NESSUNA DISCRIMINAZIONE TRA MUSULMANI E CATTOLICI. INTERVENGONO SUORE ROSMINIANE E SINDACO

Nei giorni scorsi ha sollevato accese polemiche e reazioni anche fuori città un intervento del consigliere comunale Stefania Minore a proposito di una presunta decisione discriminatoria del sindaco Silvia Marchionini che avrebbe concesso gratis ai musulmani una villa comunale per la cerimonia di fine ramadan e chiesto invece alle Suore Rosminiane di pagare il teatro per la recita di fine anno.  C’è una disparità di trattamento da parte dell’amministrazione comunale tra musulmani e cattolici, ha tuonato Minore.

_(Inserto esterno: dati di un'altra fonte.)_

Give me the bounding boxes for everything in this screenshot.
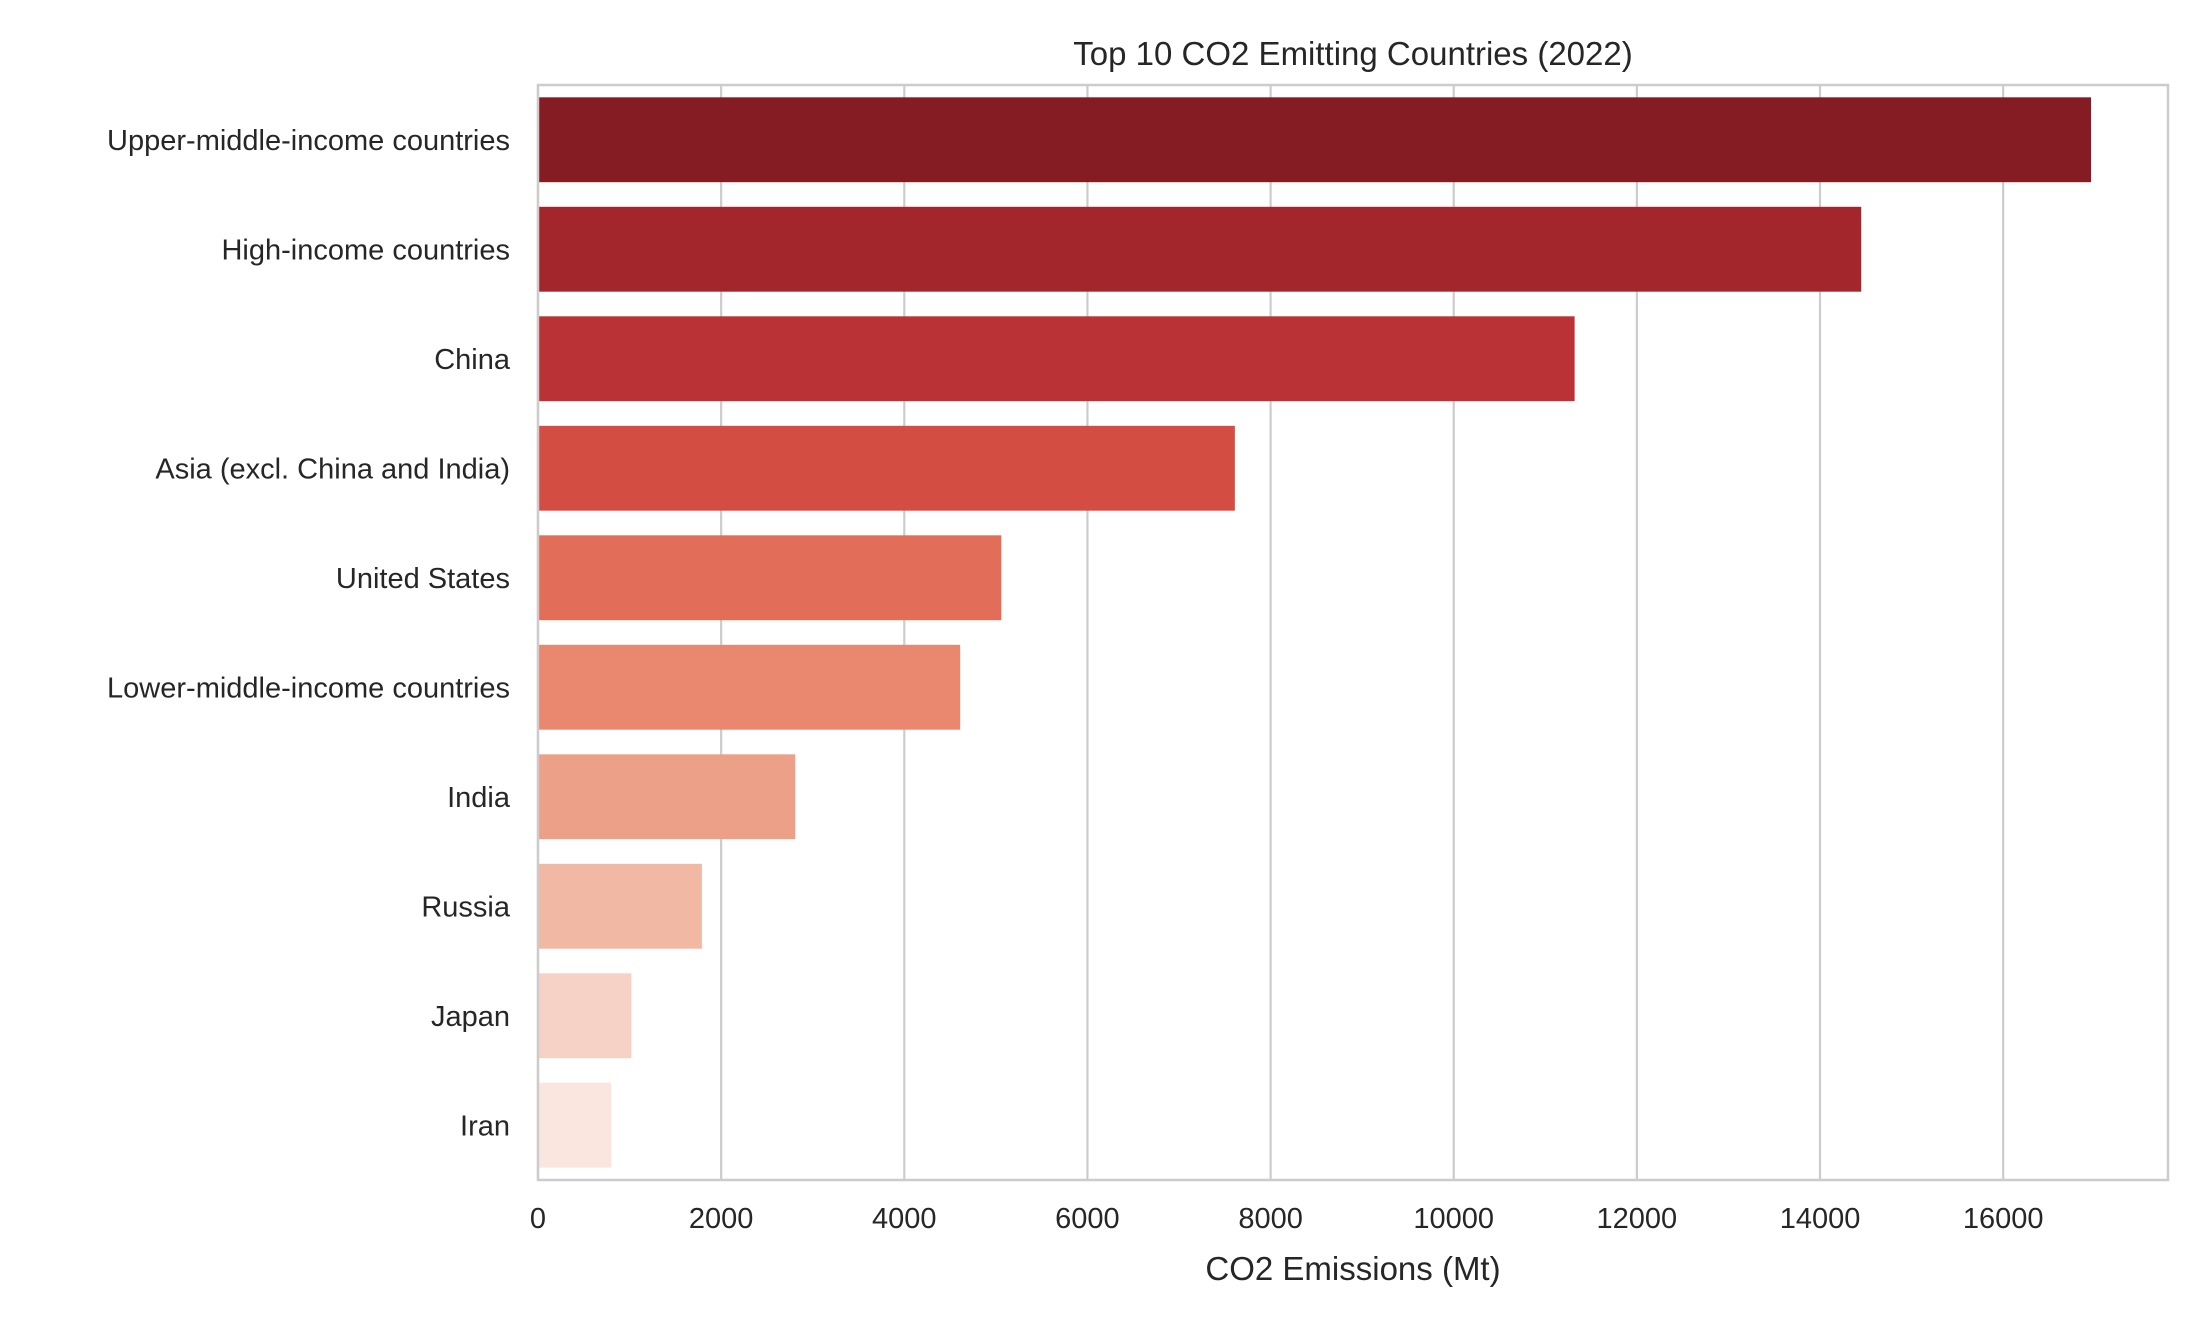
category-label: China: [434, 344, 511, 376]
x-tick-label: 2000: [689, 1203, 754, 1235]
x-tick-label: 8000: [1238, 1203, 1303, 1235]
x-tick-labels: 0 2000 4000 6000 8000 10000 12000 14000 16000: [530, 1203, 2044, 1235]
category-labels: Upper-middle-income countries High-income…: [107, 125, 511, 1143]
bar: [538, 535, 1002, 621]
bar: [538, 863, 702, 949]
chart-title: Top 10 CO2 Emitting Countries (2022): [1073, 35, 1632, 72]
x-tick-label: 12000: [1597, 1203, 1678, 1235]
category-label: Iran: [460, 1110, 510, 1142]
x-tick-label: 10000: [1413, 1203, 1494, 1235]
bar: [538, 97, 2092, 183]
category-label: Upper-middle-income countries: [107, 125, 510, 157]
x-tick-label: 14000: [1780, 1203, 1861, 1235]
category-label: High-income countries: [221, 234, 510, 266]
category-label: United States: [336, 563, 510, 595]
bar: [538, 316, 1575, 402]
bar: [538, 425, 1235, 511]
bar: [538, 754, 796, 840]
x-tick-label: 16000: [1963, 1203, 2044, 1235]
x-tick-label: 4000: [872, 1203, 937, 1235]
category-label: Russia: [421, 891, 511, 923]
category-label: Lower-middle-income countries: [107, 672, 510, 704]
plot-frame: [536, 83, 2170, 1182]
bar: [538, 1082, 612, 1168]
bar-layer: [538, 97, 2092, 1168]
bar: [538, 206, 1862, 292]
x-axis-label: CO2 Emissions (Mt): [1205, 1250, 1500, 1287]
bar: [538, 644, 961, 730]
x-tick-label: 6000: [1055, 1203, 1120, 1235]
category-label: Asia (excl. China and India): [155, 453, 510, 485]
category-label: Japan: [431, 1001, 510, 1033]
category-label: India: [447, 782, 511, 814]
x-tick-label: 0: [530, 1203, 546, 1235]
bar: [538, 973, 632, 1059]
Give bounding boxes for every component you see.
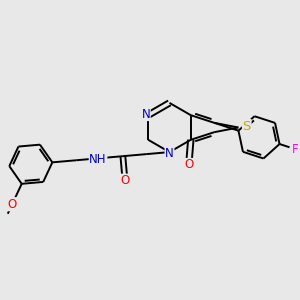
Text: S: S [243, 119, 251, 133]
Text: O: O [185, 158, 194, 172]
Text: O: O [8, 198, 17, 211]
Text: N: N [141, 107, 150, 121]
Text: F: F [292, 142, 298, 156]
Text: N: N [165, 147, 174, 161]
Text: O: O [120, 174, 130, 187]
Text: NH: NH [89, 153, 107, 166]
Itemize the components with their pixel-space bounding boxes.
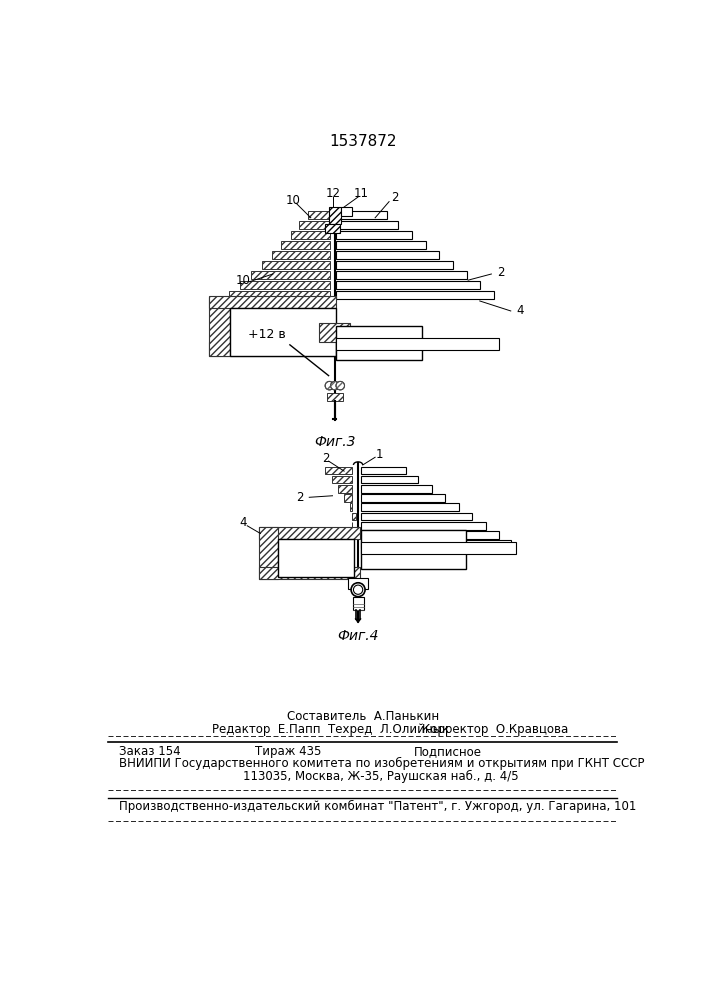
Bar <box>338 485 352 493</box>
Text: Составитель  А.Панькин: Составитель А.Панькин <box>286 710 439 723</box>
Text: Тираж 435: Тираж 435 <box>255 745 322 758</box>
Text: Подписное: Подписное <box>414 745 482 758</box>
Bar <box>361 542 516 554</box>
Bar <box>361 530 466 569</box>
Text: 2: 2 <box>498 266 505 279</box>
Bar <box>209 342 337 356</box>
Bar <box>337 251 440 259</box>
Bar <box>337 271 467 279</box>
Bar <box>337 211 387 219</box>
Bar <box>251 271 330 279</box>
Bar <box>320 323 351 342</box>
Text: 4: 4 <box>516 304 524 317</box>
Text: Производственно-издательский комбинат "Патент", г. Ужгород, ул. Гагарина, 101: Производственно-издательский комбинат "П… <box>119 800 637 813</box>
Text: ВНИИПИ Государственного комитета по изобретениям и открытиям при ГКНТ СССР: ВНИИПИ Государственного комитета по изоб… <box>119 757 645 770</box>
Bar <box>281 241 330 249</box>
Text: 12: 12 <box>326 187 341 200</box>
Bar <box>325 466 352 474</box>
Bar <box>361 522 486 530</box>
Bar <box>361 503 459 511</box>
Text: +12 в: +12 в <box>247 328 286 341</box>
Circle shape <box>336 381 344 390</box>
Bar <box>361 476 418 483</box>
Text: Фиг.4: Фиг.4 <box>337 629 379 643</box>
Bar <box>337 241 426 249</box>
Bar <box>327 393 343 401</box>
Bar <box>259 527 360 539</box>
Text: 113035, Москва, Ж-35, Раушская наб., д. 4/5: 113035, Москва, Ж-35, Раушская наб., д. … <box>243 769 519 783</box>
Bar <box>337 291 493 299</box>
Bar <box>352 513 356 520</box>
Circle shape <box>351 583 365 597</box>
Bar <box>259 567 360 579</box>
Bar <box>291 231 330 239</box>
Bar <box>259 527 279 579</box>
Bar <box>337 231 412 239</box>
Text: 2: 2 <box>296 491 304 504</box>
Bar <box>337 338 499 350</box>
Bar <box>240 281 330 289</box>
Text: 4: 4 <box>240 516 247 529</box>
Bar <box>337 221 398 229</box>
Bar <box>361 513 472 520</box>
Bar <box>337 261 452 269</box>
Bar <box>361 494 445 502</box>
Bar <box>361 540 510 548</box>
Circle shape <box>325 381 334 390</box>
Circle shape <box>331 381 339 390</box>
Text: Корректор  О.Кравцова: Корректор О.Кравцова <box>421 723 568 736</box>
Bar <box>341 207 352 216</box>
Bar <box>272 251 330 259</box>
Bar <box>361 485 432 493</box>
Bar <box>230 308 336 356</box>
Bar <box>337 326 421 360</box>
Bar <box>325 224 340 233</box>
Text: 11: 11 <box>354 187 368 200</box>
Bar <box>361 531 499 539</box>
Bar <box>344 494 352 502</box>
Text: 2: 2 <box>391 191 398 204</box>
Bar <box>353 597 363 610</box>
Bar <box>348 578 368 589</box>
Text: 1: 1 <box>376 448 383 461</box>
Bar <box>351 503 352 511</box>
Text: 10: 10 <box>236 274 251 287</box>
Bar <box>279 539 354 577</box>
Bar <box>209 296 337 308</box>
Bar <box>337 281 480 289</box>
Text: 10: 10 <box>286 194 300 207</box>
Text: Заказ 154: Заказ 154 <box>119 745 181 758</box>
Bar <box>209 297 230 356</box>
Text: 2: 2 <box>322 452 329 465</box>
Bar <box>332 476 352 483</box>
Bar <box>361 466 406 474</box>
Bar <box>299 221 330 229</box>
Bar <box>262 261 330 269</box>
Bar <box>308 211 330 219</box>
Bar <box>329 207 341 224</box>
Text: Фиг.3: Фиг.3 <box>314 435 356 449</box>
Text: Редактор  Е.Папп  Техред  Л.Олийнык: Редактор Е.Папп Техред Л.Олийнык <box>212 723 450 736</box>
Text: 1537872: 1537872 <box>329 134 397 149</box>
Bar <box>230 291 330 299</box>
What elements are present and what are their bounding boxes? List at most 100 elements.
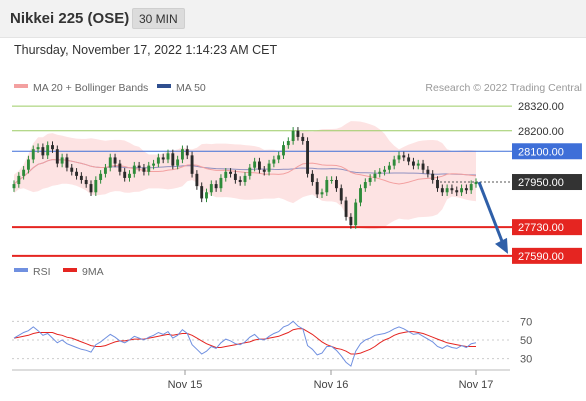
candle-body — [286, 141, 290, 146]
candle-body — [166, 153, 170, 160]
level-tag-28100.00 — [512, 143, 582, 160]
candle-body — [243, 175, 247, 183]
candle-body — [334, 179, 338, 189]
candle-body — [392, 159, 396, 166]
rsi-legend-label: RSI — [33, 266, 51, 278]
candle-body — [445, 188, 449, 193]
candle-body — [262, 169, 266, 172]
candle-body — [195, 173, 199, 187]
rsi-tick-label-50: 50 — [520, 335, 532, 347]
candle-body — [147, 165, 151, 172]
candle-body — [378, 171, 382, 174]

Sul caso si registra ora un intervento delle Suore Rosminiane che scrivono al sindaco:   Siamo spiacenti per le polemiche che si sono sollevate a nostra insaputa, lette sui social. Alla mamma che ci aveva rivolto la domanda, dopo aver assistito allo spettacolo di fine anno nel nostro salone,”perchè non al Maggiore?”, avevamo risposto che non si voleva far pagare i genitori. Infatti chi si era interessato, aveva ricevuto un elenco di spese, e giustamente, per l’ utilizzo. Per questo non abbiamo mai fatto richiesta. Con rammarico abbiamo appreso questa notizia e ci fa dispiacere perchè con Lei abbiamo sempre avuto rapporti amichevoli e di sostegno. Aspettavamo il rientro del presidente del Consiglio d’ istituto per chiarire la nostra posizione e assicurare a Lei la nostra solidarietà. Saremmo lieti di incontrarLa personalmente e di confrontarci sull’ accaduto.

Il sindaco Marchionini a sua volta commenta: Questa lettera dimostra che l’amministrazione non ha discriminato nessuno e che pur di comparire sui media si fanno illazioni astiose prive di ogni fondamento.